Remove this piece from the skillet, add less maple syrup than you would want and serve to your daughter. The second piece is always like 5 times better because it’s less crusty and more evenly golden brown. The difference is almost imperceptible to a 4-year old unless her lame-ass mom narcs you out. So ensure mom is elsewhere doing something like taking a shower or watching Project Runway on Amazon Instant Video. The “oh honey, i got breakfast this morning, you go relax” method is your ticket to 2nd piece glory.
As for partaking, there are many methods but I prefer this one.
Cut the puffy bread into 1.5″ x 1.5″ inch squares. Take the carton of milk, open and create a rounded, slightly beveled edge on the lip of the carton to ensure a wide, even outflow. Skewer 4 to 5 of the pieces onto a longish fork and place into you mouth. Chew slowly at first, working the puffy bread into a delicious, maple syrupy paste. Once you can breathe a little bit, grab the carton of milk and start drinking, upping the viscosity of the paste into a swallowable consistency.
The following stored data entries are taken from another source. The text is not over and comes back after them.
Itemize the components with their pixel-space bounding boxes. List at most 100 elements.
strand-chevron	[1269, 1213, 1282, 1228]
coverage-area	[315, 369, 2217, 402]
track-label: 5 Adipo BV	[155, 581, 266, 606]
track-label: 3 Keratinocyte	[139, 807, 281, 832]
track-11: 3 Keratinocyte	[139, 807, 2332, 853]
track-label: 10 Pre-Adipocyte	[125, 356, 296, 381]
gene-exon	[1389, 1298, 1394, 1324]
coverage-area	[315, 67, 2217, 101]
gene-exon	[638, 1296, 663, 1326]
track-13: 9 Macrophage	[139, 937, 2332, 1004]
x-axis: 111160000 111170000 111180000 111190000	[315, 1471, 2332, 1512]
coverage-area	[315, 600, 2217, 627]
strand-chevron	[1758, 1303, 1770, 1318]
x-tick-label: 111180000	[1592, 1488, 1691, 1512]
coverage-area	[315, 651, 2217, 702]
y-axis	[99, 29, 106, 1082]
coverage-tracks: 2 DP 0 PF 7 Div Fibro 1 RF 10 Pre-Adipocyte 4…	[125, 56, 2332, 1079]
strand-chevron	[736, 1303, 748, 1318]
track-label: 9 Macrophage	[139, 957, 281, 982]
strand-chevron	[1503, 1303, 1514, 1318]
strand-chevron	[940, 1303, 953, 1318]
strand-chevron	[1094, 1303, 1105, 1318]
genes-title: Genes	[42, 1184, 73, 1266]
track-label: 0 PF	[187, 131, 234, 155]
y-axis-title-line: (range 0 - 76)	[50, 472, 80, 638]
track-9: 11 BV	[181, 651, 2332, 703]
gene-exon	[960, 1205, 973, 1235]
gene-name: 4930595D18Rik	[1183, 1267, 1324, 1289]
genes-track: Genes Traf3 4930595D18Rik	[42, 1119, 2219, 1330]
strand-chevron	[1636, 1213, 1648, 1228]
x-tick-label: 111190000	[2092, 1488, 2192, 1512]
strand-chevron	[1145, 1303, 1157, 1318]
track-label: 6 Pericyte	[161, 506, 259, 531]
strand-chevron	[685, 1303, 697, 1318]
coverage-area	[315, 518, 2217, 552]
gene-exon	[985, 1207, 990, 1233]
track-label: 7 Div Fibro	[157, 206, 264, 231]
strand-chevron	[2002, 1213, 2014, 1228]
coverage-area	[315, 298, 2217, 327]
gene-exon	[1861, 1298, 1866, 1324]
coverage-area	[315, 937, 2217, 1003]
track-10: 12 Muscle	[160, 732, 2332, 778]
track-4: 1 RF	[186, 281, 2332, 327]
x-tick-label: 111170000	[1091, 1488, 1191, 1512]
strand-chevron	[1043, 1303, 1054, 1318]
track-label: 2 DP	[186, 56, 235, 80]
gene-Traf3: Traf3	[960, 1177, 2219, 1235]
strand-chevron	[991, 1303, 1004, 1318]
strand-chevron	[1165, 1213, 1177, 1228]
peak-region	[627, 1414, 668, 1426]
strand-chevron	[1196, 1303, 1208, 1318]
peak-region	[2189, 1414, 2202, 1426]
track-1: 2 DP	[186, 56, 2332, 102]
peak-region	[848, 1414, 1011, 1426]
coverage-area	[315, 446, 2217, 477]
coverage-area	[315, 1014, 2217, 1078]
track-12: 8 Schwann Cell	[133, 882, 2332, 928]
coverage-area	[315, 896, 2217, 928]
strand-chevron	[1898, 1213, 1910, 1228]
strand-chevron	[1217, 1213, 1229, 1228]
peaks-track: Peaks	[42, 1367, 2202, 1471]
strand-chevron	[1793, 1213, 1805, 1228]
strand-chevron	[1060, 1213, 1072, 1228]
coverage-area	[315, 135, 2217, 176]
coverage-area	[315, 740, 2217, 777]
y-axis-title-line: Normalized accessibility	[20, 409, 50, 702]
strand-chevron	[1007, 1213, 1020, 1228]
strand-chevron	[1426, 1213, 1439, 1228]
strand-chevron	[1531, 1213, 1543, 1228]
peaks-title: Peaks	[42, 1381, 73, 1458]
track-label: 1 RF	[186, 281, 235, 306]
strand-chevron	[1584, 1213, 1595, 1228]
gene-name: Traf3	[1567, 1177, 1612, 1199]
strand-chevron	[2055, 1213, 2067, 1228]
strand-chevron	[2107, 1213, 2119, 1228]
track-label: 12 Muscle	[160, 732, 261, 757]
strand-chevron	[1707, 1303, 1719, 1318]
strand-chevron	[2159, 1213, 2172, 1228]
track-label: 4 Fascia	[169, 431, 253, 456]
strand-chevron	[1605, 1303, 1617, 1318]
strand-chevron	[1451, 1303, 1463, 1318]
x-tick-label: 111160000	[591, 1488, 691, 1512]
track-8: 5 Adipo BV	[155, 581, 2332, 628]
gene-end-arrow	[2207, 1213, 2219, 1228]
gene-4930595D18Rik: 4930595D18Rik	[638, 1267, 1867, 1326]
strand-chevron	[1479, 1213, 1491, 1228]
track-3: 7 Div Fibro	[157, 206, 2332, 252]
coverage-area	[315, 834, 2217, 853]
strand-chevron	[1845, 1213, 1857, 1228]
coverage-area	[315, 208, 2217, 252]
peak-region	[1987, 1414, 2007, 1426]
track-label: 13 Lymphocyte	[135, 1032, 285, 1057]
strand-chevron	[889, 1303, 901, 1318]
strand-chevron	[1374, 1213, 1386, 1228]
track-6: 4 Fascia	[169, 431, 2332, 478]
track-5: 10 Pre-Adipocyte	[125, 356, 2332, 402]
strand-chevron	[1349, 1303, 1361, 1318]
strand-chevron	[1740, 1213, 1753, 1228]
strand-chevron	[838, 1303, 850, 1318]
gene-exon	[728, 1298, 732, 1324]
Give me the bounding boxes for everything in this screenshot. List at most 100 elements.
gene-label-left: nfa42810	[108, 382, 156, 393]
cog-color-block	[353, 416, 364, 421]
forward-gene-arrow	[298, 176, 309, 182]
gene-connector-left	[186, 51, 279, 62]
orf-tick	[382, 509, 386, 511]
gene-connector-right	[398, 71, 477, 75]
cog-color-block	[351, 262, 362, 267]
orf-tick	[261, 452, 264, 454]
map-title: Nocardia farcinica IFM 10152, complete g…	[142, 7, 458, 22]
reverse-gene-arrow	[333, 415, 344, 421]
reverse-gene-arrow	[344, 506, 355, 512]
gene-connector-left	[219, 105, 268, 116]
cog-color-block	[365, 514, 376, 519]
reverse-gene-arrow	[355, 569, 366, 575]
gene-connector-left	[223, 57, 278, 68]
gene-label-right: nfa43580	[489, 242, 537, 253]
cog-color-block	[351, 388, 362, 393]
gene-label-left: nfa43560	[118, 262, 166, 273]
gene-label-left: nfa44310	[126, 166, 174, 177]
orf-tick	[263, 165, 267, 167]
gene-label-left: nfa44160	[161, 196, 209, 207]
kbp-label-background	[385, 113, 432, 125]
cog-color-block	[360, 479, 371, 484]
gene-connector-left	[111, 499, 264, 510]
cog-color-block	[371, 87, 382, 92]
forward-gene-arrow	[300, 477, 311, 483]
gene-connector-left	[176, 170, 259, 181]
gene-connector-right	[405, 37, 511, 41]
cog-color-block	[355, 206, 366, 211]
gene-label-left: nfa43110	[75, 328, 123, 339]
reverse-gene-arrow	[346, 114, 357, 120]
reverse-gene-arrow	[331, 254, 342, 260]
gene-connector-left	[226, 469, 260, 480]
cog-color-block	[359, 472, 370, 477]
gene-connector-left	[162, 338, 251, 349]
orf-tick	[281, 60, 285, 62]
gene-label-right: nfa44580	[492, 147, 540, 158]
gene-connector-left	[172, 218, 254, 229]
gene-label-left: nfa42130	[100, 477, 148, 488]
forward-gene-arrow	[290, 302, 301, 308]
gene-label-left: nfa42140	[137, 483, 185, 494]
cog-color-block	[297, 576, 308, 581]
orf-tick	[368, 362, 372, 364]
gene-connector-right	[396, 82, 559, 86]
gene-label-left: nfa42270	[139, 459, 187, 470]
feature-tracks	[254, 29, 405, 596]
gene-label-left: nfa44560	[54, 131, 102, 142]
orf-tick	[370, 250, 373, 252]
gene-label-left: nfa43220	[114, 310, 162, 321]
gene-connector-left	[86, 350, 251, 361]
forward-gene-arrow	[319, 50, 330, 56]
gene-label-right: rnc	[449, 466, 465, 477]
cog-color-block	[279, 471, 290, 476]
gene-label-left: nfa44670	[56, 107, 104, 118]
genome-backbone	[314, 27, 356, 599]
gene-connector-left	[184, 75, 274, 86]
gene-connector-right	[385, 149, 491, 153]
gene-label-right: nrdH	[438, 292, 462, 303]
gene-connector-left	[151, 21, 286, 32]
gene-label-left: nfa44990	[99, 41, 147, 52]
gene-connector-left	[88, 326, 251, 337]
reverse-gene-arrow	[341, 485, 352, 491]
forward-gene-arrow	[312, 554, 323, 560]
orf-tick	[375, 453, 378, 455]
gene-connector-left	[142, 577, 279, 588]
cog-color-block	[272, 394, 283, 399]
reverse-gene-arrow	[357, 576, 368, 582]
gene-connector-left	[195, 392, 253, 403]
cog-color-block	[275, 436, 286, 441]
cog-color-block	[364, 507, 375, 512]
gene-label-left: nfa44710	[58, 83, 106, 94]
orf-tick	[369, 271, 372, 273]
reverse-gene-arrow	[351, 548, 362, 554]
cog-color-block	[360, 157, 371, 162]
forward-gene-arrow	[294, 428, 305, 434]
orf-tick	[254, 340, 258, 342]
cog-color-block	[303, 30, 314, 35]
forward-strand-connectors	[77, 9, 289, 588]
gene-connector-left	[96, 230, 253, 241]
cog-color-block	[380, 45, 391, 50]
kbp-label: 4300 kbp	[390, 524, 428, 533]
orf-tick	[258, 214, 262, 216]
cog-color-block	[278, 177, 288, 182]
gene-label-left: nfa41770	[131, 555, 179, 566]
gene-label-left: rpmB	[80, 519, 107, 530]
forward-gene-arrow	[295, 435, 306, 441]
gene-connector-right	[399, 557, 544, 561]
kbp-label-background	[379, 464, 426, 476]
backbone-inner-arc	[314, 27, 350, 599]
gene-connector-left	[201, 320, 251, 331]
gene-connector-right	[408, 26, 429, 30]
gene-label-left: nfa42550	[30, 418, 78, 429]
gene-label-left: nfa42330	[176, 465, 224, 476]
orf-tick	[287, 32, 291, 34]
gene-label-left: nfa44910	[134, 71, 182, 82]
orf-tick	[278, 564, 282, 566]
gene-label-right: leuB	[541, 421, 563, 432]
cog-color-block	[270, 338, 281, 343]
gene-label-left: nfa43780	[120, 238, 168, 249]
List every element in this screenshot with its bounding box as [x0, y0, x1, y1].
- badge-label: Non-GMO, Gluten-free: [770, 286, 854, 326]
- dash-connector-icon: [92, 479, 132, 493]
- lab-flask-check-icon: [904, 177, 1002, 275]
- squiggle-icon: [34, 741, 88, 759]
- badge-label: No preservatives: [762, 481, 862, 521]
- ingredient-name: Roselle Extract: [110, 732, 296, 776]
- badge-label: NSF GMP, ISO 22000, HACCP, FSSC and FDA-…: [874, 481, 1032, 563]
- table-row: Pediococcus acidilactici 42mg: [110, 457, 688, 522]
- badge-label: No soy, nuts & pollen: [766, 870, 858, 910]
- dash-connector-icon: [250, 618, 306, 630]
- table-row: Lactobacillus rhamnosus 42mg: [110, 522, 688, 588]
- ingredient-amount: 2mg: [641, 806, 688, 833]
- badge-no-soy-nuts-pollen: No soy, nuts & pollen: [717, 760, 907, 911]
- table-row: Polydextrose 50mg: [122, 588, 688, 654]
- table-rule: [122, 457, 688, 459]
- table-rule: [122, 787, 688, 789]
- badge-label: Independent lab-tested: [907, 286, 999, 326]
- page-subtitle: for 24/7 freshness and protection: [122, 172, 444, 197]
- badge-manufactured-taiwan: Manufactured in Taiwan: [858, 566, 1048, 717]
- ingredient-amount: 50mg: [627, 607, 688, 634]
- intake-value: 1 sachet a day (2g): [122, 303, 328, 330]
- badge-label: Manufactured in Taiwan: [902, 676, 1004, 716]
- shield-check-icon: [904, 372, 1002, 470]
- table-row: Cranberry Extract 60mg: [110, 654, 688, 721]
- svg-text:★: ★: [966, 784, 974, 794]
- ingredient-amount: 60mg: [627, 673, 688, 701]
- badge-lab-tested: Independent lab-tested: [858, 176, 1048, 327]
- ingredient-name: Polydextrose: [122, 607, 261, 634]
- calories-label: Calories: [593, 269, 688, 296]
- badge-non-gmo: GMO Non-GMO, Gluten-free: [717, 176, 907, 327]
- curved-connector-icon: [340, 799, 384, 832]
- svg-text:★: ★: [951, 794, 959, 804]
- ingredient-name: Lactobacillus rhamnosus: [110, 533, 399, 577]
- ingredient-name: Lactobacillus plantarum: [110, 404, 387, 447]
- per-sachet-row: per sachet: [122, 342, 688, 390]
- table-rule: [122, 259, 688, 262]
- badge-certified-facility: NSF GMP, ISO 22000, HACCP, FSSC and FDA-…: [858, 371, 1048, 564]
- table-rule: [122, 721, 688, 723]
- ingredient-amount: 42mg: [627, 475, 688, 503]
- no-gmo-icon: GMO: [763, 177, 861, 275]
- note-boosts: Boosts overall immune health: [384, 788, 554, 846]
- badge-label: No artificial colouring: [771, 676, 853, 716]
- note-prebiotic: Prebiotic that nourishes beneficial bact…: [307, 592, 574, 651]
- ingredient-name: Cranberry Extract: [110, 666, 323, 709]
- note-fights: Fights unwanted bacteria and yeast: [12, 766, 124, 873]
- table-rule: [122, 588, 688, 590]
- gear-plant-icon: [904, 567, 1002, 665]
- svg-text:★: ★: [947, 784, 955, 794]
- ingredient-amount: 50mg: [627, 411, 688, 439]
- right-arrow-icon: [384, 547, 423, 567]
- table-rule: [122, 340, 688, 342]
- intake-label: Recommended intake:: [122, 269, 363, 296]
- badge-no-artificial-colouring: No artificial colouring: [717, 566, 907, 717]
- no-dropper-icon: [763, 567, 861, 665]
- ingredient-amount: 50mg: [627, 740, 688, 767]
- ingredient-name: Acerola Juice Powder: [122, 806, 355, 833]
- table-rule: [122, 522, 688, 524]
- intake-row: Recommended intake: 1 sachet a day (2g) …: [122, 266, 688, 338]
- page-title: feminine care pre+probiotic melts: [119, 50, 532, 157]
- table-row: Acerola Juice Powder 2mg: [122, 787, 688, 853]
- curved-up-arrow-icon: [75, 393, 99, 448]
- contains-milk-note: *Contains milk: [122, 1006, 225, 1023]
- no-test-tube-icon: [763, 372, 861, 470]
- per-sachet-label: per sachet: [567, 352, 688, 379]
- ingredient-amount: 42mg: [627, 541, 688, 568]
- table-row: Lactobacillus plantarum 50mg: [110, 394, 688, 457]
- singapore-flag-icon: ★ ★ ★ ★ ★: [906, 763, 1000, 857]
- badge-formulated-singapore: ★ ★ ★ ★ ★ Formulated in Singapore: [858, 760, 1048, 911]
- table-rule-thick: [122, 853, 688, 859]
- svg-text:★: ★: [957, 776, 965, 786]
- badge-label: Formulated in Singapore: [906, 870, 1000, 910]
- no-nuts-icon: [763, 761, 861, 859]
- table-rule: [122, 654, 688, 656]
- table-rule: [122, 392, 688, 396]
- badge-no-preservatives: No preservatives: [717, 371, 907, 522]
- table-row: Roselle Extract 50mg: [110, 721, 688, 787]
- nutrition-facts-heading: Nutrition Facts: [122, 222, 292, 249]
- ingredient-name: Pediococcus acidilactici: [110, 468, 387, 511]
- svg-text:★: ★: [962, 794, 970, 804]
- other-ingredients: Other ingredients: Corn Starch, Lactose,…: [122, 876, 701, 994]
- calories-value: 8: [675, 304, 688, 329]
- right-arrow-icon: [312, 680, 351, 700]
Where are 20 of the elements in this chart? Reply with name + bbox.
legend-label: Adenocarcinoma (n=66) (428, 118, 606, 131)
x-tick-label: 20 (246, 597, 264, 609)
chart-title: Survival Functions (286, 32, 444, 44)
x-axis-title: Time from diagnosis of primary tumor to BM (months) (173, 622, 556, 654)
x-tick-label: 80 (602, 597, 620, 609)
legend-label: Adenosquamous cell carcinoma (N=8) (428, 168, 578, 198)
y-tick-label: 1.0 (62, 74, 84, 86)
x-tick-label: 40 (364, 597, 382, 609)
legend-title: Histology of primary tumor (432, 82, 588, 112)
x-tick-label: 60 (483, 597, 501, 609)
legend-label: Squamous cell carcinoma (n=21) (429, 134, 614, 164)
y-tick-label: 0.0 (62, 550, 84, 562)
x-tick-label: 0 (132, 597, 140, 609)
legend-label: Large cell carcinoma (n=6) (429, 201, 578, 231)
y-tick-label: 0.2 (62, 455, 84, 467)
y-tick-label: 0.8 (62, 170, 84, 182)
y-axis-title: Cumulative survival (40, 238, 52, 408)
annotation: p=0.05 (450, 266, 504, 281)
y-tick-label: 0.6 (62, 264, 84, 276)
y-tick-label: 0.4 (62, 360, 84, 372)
Once you’ve swallowed, rinse the mouth with more milk. And then take a couple moments before repeating so that your daughter doesn’t develop any poor eating habits by watching you eat too fast.
There are many permutations of this recipe. Different types of bread. Different types of toppings. The “my kids drank all the milk” dry method. But start simple, permutate thoughtfully, but always enjoy!